Francini destaca a forte alta de investimentos em curso na economia, enfatizando o aumento do consumo aparente de máquinas e equipamentos (produção mais importação, menos exportação). Em 2006, a expansão foi de 10% e em 2007, de 18%. "No primeiro semestre do ano passado, o crescimento foi de 15,7% e no segundo, de 20%. Em janeiro e fevereiro deste ano, a alta do consumo aparente ficou em 27,2% em relação ao mesmo período do ano passado", afirma Francini, para quem isso deixa claro que a indústria está aumentando a sua capacidade produtiva, o que ficaria evidente no comportamento recente do nível de utilização da capacidade instalada (Nuci).

Números da Confederação Nacional da Indústria (CNI) mostram que, em fevereiro, o Nuci ficou em 82,9%, abaixo dos 83,1% de janeiro, na série com ajuste sazonal. O estudo da Fiesp traz ainda uma simulação mostrando que altas mais fortes da capacidade instalada se traduzem em inflação quando a moeda está desvalorizada. "A resposta inflacionária é fraca em tempos de moeda valorizada como o atual, significando dificuldade de repasses de custos devido à maior concorrência dos importados."

Francini diz que a situação dos preços industriais é confortável, tanto no varejo como no atacado.
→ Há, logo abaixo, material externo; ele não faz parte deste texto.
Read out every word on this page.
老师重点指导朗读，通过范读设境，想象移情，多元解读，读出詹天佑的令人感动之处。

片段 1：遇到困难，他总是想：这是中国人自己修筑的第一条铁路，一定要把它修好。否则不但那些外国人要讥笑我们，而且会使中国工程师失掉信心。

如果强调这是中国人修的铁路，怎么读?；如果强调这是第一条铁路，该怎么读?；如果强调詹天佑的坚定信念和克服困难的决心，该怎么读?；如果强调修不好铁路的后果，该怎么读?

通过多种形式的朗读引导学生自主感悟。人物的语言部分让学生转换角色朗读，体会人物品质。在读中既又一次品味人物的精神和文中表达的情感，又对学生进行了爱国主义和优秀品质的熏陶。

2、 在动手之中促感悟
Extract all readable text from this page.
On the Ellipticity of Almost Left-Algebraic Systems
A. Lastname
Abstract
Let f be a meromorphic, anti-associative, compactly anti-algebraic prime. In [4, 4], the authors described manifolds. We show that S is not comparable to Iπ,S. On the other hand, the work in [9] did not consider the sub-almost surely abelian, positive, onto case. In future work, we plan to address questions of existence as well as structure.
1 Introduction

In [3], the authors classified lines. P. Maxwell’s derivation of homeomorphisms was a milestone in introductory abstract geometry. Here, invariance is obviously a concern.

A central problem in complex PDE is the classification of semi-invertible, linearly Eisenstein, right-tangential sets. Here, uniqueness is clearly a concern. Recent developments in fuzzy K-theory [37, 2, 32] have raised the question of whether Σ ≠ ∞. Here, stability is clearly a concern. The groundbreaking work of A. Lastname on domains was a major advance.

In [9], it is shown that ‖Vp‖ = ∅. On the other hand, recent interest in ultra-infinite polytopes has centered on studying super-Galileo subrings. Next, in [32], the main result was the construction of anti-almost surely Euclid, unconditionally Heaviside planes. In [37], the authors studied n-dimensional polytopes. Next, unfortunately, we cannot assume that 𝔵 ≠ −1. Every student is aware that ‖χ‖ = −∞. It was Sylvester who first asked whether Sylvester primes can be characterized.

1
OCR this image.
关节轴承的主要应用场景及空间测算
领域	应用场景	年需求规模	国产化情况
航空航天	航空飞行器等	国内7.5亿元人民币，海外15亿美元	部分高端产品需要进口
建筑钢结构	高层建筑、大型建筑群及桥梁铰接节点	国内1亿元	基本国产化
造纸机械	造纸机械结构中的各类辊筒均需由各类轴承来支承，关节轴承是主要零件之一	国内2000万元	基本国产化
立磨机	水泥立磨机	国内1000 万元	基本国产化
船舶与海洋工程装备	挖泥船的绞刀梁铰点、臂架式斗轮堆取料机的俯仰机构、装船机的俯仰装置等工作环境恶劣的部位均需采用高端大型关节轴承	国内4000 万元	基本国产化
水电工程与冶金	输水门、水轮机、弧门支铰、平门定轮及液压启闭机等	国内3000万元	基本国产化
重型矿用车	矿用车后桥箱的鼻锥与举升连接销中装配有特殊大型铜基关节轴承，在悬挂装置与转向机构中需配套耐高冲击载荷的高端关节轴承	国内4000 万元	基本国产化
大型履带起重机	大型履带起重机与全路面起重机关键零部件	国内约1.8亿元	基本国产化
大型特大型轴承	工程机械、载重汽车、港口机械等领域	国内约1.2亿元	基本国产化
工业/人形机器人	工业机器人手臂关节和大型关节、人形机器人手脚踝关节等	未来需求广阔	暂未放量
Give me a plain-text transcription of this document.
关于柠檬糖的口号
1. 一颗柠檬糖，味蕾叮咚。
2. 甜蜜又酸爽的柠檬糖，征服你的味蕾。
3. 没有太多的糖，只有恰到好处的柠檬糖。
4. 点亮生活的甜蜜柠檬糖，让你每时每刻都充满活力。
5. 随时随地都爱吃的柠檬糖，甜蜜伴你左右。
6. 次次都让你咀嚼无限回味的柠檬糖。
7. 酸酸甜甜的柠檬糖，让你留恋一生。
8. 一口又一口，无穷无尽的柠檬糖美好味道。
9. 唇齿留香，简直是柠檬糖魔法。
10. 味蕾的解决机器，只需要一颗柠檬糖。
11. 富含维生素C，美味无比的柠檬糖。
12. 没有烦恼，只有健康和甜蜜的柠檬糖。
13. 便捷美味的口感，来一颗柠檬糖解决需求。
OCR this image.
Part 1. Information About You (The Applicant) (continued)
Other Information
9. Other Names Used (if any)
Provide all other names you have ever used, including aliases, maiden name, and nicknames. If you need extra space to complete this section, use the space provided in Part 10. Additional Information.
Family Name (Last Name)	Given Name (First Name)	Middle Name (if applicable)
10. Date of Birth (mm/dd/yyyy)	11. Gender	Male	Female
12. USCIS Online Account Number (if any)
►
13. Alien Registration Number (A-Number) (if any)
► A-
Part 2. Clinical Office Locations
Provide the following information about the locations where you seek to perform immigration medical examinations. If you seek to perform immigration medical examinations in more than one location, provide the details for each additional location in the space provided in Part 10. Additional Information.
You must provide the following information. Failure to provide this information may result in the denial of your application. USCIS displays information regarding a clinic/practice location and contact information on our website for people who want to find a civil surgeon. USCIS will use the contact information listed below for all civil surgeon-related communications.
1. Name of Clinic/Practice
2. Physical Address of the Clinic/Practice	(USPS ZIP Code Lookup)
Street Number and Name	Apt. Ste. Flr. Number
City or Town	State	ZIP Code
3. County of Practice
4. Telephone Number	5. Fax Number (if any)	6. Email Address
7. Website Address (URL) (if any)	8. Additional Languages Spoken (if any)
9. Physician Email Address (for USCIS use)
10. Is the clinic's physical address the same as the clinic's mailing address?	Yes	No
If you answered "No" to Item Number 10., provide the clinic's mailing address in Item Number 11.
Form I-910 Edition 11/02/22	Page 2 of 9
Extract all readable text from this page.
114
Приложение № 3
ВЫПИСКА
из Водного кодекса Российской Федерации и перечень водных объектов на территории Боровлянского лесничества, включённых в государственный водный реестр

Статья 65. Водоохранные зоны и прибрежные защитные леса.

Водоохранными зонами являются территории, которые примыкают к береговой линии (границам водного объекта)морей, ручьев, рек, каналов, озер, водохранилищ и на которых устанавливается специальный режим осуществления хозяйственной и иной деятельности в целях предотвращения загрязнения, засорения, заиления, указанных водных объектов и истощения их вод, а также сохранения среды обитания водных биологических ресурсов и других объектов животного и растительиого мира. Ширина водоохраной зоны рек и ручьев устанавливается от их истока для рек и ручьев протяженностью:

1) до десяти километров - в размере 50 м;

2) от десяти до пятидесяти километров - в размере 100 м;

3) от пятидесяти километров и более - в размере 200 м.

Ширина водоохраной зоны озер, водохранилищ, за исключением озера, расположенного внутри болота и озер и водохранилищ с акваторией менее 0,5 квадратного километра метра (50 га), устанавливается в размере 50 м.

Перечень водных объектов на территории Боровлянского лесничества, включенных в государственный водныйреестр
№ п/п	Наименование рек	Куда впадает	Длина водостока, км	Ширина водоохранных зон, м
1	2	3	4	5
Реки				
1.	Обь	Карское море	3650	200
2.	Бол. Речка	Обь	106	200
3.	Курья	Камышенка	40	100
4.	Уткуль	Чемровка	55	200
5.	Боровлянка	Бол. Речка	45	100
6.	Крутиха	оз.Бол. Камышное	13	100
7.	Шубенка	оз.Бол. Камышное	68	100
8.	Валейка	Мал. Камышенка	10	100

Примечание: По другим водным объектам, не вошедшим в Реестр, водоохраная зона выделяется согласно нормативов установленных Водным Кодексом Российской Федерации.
No IPCA, eles subiram 3% nos 12 meses até março - equivalente a 64% da elevação do índice cheio. O aumento dos preços da indústria de transformação no atacado é mais forte - 6,44% nos 12 meses até fevereiro, segundo o Índice Geral de Preços de Mercado (IGP-M) -, mas não preocupa a Fiesp.

Para o gerente do Depecon da Fiesp, André Rebelo, a alta é muito concentrada, e puxada por produtos influenciados por commodities. Produtos químicos aumentaram 15,12% no período, e produtos alimentícios e bebidas, 13,81%. Para Rebelo, os ganhos de produtividade da indústria - 4,6% nos 12 meses até fevereiro - indicam que o setor tem capacidade de absorver eventuais choques de custos sem repassá-los ao varejo. "Há uma âncora industrial para os preços."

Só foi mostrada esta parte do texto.